© NEP Solar, 630 m² Parabolrinnenkollektoren bei der Fromagerie de Saignelégier (CH)

Parabolic Through Collectors in Cheese Production

The company Fromagerie de Saignelégier SA is part of the Emmi-Group. With their ten employees, five of whom are cheese makers, they produce 40 % of the worldwide production of Tête de Moine – a cheese speciality made of fresh-milk that is traditionally produced since 800 years. Certified cheese dairies produce only 2,150 t of this cheese in total each year. The production site of Fromagerie de Saignelégier is seated in the Swiss canton of Jura at an altitude of 1,000 m.

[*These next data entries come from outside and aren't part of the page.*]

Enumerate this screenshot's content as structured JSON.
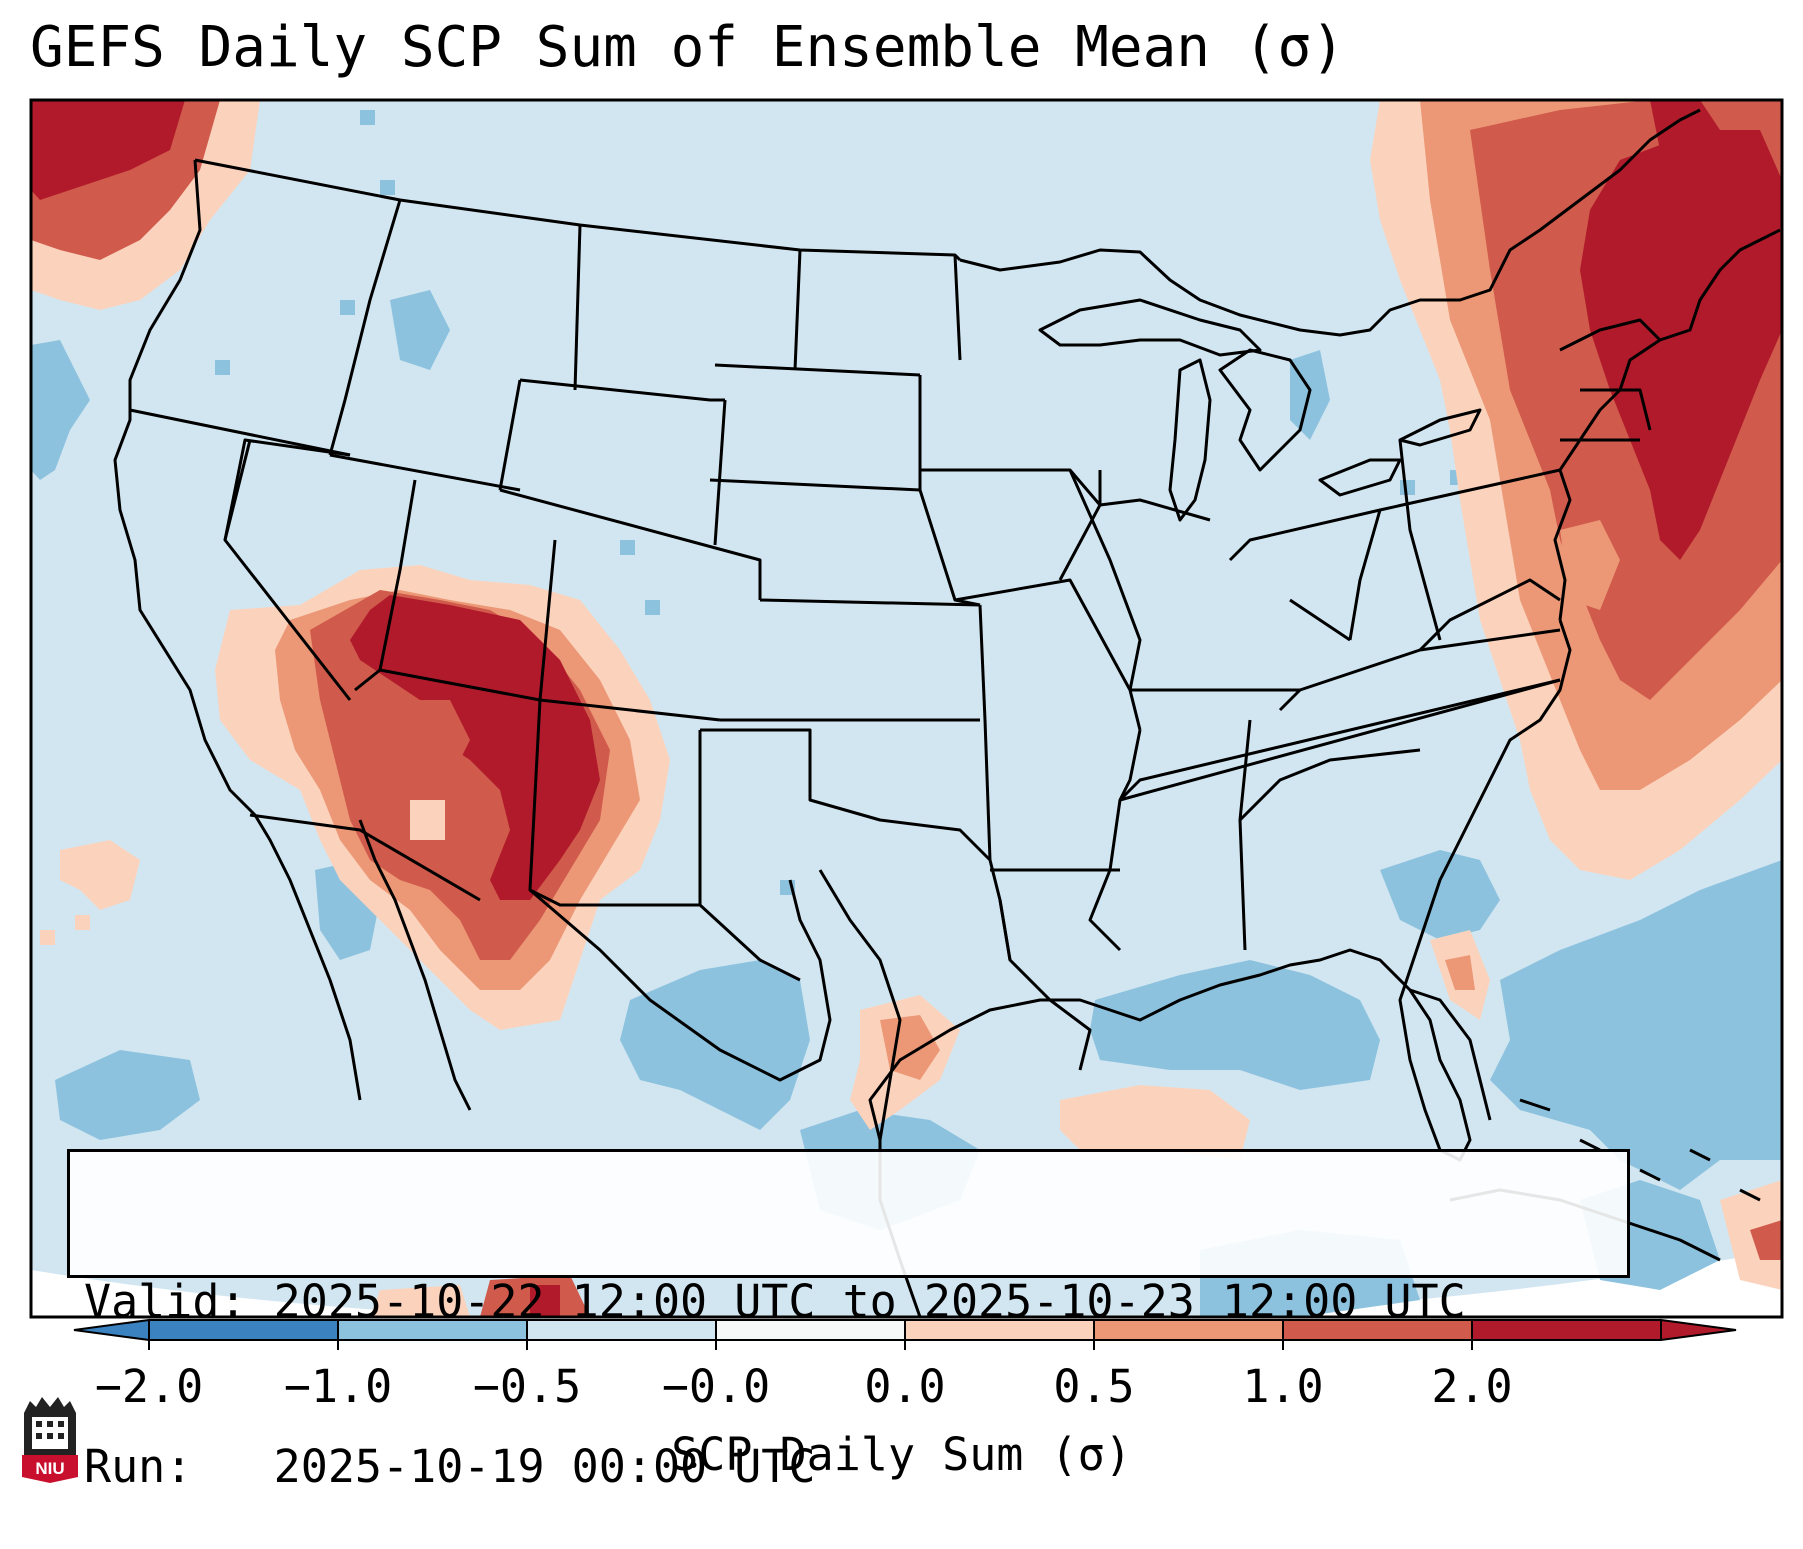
{
  "title": "GEFS Daily SCP Sum of Ensemble Mean (σ)",
  "info": {
    "valid": "Valid: 2025-10-22 12:00 UTC to 2025-10-23 12:00 UTC",
    "run": "Run:   2025-10-19 00:00 UTC"
  },
  "colorbar": {
    "label": "SCP Daily Sum (σ)",
    "ticks": [
      "−2.0",
      "−1.0",
      "−0.5",
      "−0.0",
      "0.0",
      "0.5",
      "1.0",
      "2.0"
    ],
    "colors": [
      "#3a82c0",
      "#8cc2de",
      "#d2e6f1",
      "#f6f7f7",
      "#fbd3bd",
      "#ec9876",
      "#d05a4b",
      "#b11a2a"
    ],
    "extend": "both"
  },
  "map": {
    "region": "Contiguous United States",
    "palette": {
      "very_low": "#8cc2de",
      "low": "#d2e6f1",
      "slightly_above": "#fbd3bd",
      "above": "#ec9876",
      "high": "#d05a4b",
      "very_high": "#b11a2a"
    }
  },
  "logo": {
    "text": "NIU"
  }
}
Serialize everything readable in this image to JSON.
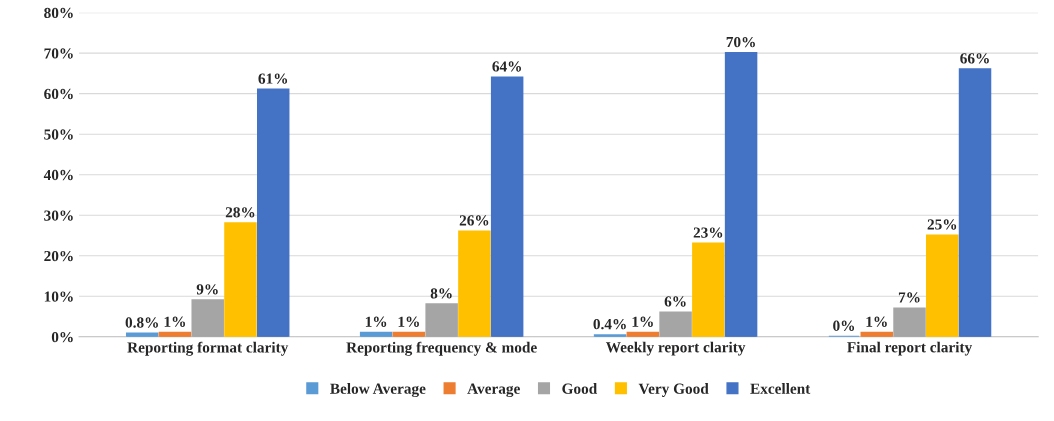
{
  "chart_data": {
    "type": "bar",
    "categories": [
      "Reporting format clarity",
      "Reporting frequency & mode",
      "Weekly report clarity",
      "Final report clarity"
    ],
    "series": [
      {
        "name": "Below Average",
        "color": "#5b9bd5",
        "values": [
          0.8,
          1,
          0.4,
          0
        ],
        "value_labels": [
          "0.8%",
          "1%",
          "0.4%",
          "0%"
        ]
      },
      {
        "name": "Average",
        "color": "#ed7d31",
        "values": [
          1,
          1,
          1,
          1
        ],
        "value_labels": [
          "1%",
          "1%",
          "1%",
          "1%"
        ]
      },
      {
        "name": "Good",
        "color": "#a5a5a5",
        "values": [
          9,
          8,
          6,
          7
        ],
        "value_labels": [
          "9%",
          "8%",
          "6%",
          "7%"
        ]
      },
      {
        "name": "Very Good",
        "color": "#ffc000",
        "values": [
          28,
          26,
          23,
          25
        ],
        "value_labels": [
          "28%",
          "26%",
          "23%",
          "25%"
        ]
      },
      {
        "name": "Excellent",
        "color": "#4472c4",
        "values": [
          61,
          64,
          70,
          66
        ],
        "value_labels": [
          "61%",
          "64%",
          "70%",
          "66%"
        ]
      }
    ],
    "ylim": [
      0,
      80
    ],
    "yticks": [
      {
        "value": 0,
        "label": "0%"
      },
      {
        "value": 10,
        "label": "10%"
      },
      {
        "value": 20,
        "label": "20%"
      },
      {
        "value": 30,
        "label": "30%"
      },
      {
        "value": 40,
        "label": "40%"
      },
      {
        "value": 50,
        "label": "50%"
      },
      {
        "value": 60,
        "label": "60%"
      },
      {
        "value": 70,
        "label": "70%"
      },
      {
        "value": 80,
        "label": "80%"
      }
    ],
    "grid": "y",
    "legend": "bottom"
  }
}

Ca. 3,000 cheese wheels of 700…900 g each are moulded daily using 30,000 l of fresh milk. Each year the company produces around 1 million cheese wheels with a total mass of about 860 tons. The company’s production has used two oil boilers, which consumed 200,000 l of fuel oil per year. In order to preserve the environment and lower the production costs, the company decided to build a solar process heat plant with an area of 630 m2. The concentrating parabolic through collectors were installed on the company’s new warehouse in 2012. The photograph shows the collectors on top of the new building in which the cheese wheels are stored for ripening.

Seventeen Poly Through 1800 collectors by the company NEP with an aperture-area of 37 m² each are capable of a maximum performance of 360 kWth, which approximately equals 50 % of the company’s peak load. Since concentrating collectors cannot pick up diffuse or reflected radiation but only direct radiation, their mirrors need to track the sun’s direction in order to point the bundled radiation directly at the absorber-pipe. Therefore, the collectors’ position is readjusted automatically every ten seconds.

© Fromagerie de Saignelégier Parabolrinnenkollektor
The solar heat is directly fed into the return flow of the pressurised heating network, so the fossil-fuel-heater only has to be switched on when solar radiation is not sufficient. Spare heat can be stored in the 15 m³ buffer tank.

Because the outside temperature can drop below -20 °C, the solar system is run with a water-glycol mixture. The collectors provide a temperature of about 120 °C. The company’s pressurised hot-water-network is directly fed via a plate heat exchanger; it is operated at 105 °C and has a return temperature of 75 to 95 °C. When the plant can supply the minimum target temperature of 110 °C, it can cover a share of the heat demand of all the company’s thermal processes; only then is it operated. The regulated maximum temperature of the solar hydraulic is 130 °C. In order to level out uneven load profiles, an additional short-term-store with 15 m3 of volume has been integrated into the hot-water-network.

Each year the cheese dairy saves up to 30,000 l of fossil fuel in total, which spares the environment 76 tons of CO2. The solar plant’s system yield of up to 255 MWh/a equals a solar fraction of 15 % in relation to the whole heat demand of the cheese dairy.

The company financed the plant on its own. They invested ca. 375,000 € in the plant after funding. Amortisation periods of up to twelve years were acceptable since Fromagerie de Saignlégier is a traditional company planning for the long term. Therefore, a process heat plant with concentrating collectors became possible at the production site despite the relatively low amount of direct radiation with 1060 kWh/m²a.